10. The method of claim 1, the method comprising:

a mammalian antibody binding specifically to ZSCAN5 or a variant thereof, or a recombinant antibody binding specifically to ZSCAN5 or a variant thereof, wherein the antibody is preferably recognized by secondary antibodies to mammalian IgG class immunoglobulins, as a positive control for the detection of an antibody binding specifically to ZSCAN5 or a variant thereof in a sample.

11. An ex vivo method, comprising:

removing a mammalian antibody binding specifically to ZSCAN5 or a variant thereof from the blood of a mammalian patient, wherein the mammalian antibody is the mammalian antibody according to claim 4.

12. The method according to claim 2, wherein the polypeptide is a recombinant, isolated and/or purified polypeptide.

13. The method according to claim 1, wherein the sample is selected from the group consisting of whole blood, plasma, serum, cerebrospinal fluid and saliva.

14. The method according to claim 2, wherein the antibody or complex is detected using a detection method selected from the group consisting of immunodiffusion, electrophoresis, light scattering immunoassays, agglutination, labeled immunoassays such as those from the group comprising radiolabeled immunoassay, enzyme immunoassays, chemiluminescence immunoassays, and immunofluorescence.

15. The method according to claim 2, wherein the carrier is selected from the group consisting of a glass slide, a biochip, a microtiter plate, a lateral flow device, a test strip, a membrane, a chromatography column and a bead.

16. The method according to claim 3, wherein the binding of the antibody is detected in a quantitative manner,

17. The mammalian antibody according to claim 4, wherein the mammalian antibody is in a liquid comprising one or more selected from the group consisting of an artificial buffer, a preservative, and an artificial anticoagulant.

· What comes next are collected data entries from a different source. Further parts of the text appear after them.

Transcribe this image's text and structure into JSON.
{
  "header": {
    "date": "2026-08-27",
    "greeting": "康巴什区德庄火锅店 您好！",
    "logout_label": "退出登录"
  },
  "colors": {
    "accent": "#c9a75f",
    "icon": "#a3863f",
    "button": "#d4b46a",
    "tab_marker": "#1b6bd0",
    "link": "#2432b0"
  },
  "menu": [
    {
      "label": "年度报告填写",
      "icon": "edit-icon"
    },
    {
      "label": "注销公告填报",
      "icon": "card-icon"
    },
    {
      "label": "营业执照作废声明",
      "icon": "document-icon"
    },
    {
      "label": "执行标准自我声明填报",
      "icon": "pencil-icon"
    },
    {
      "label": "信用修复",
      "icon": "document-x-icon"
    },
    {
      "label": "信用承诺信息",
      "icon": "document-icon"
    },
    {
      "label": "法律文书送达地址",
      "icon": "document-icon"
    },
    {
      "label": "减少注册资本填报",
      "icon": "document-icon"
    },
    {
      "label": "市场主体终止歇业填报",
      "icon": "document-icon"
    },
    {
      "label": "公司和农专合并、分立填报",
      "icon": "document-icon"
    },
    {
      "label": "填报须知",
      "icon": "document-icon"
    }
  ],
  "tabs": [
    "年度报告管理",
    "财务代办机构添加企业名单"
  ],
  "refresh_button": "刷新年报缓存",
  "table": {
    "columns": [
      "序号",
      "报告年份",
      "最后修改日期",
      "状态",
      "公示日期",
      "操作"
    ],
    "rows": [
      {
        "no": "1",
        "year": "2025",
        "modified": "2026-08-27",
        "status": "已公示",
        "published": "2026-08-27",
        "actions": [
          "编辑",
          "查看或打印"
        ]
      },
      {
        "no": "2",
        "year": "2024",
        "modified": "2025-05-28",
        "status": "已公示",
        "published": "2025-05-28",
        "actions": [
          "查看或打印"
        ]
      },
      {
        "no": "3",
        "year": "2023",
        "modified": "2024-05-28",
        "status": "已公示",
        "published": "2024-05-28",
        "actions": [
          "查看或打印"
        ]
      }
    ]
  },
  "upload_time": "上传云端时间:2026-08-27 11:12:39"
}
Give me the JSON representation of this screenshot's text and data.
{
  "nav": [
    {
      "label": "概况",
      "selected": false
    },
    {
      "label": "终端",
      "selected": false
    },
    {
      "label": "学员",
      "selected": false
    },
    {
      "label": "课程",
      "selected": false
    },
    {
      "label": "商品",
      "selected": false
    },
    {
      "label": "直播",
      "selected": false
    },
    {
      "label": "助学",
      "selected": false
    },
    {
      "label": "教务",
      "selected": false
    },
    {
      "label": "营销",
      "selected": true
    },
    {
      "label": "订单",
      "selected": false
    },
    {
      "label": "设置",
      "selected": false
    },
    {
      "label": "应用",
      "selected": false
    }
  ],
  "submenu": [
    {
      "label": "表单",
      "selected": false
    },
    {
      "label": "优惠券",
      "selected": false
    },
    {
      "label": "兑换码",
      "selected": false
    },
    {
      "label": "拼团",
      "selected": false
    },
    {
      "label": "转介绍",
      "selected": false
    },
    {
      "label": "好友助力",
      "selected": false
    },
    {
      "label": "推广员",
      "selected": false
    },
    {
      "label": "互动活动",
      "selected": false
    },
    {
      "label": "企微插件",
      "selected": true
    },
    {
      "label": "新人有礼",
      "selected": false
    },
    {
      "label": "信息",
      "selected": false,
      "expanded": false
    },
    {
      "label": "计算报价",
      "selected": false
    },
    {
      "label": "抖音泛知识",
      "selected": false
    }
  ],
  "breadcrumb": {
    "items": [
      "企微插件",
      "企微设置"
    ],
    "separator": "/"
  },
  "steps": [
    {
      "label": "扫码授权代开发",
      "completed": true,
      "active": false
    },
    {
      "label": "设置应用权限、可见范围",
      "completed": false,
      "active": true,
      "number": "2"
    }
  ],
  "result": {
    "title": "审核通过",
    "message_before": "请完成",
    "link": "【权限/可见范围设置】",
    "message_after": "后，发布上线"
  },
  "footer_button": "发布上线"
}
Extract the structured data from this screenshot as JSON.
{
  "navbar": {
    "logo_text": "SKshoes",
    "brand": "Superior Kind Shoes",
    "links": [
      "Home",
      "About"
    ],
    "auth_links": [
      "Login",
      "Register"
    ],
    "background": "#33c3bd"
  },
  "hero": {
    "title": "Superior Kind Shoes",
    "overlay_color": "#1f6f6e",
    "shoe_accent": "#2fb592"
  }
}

18. The carrier according to claim 6, wherein the all antigens are selected from the group consisting of NMDAR, LgI1, AMPA1, AMPA2, CASPR2, GABA B, GABA A, DPPX, IGLON5, Hu, Yo, CV2/CRMP5, Ri, Ma2, Amphiphysin, Recoverin, RGS8, DAGLA, STX1B, AK5, AP3B2, Flotillin1+2, GRM1, GRM2, GRM5, GLURD2, ITPR1, KCNA2, NCDN, Septin 3+5+6+7+11, Sez6L2, and variants thereof.

19. The kit according to claim 7, wherein the carrier is the carrier according to claim 5.

20. The kit according to claim 7, wherein in the at least one polypeptide and the carrier are configured for immobilizing the at least one polypeptide on a surface of the carrier via an affinity tag and a ligand banding to the affinity tag, and the at least one polypeptide comprises a detectable label.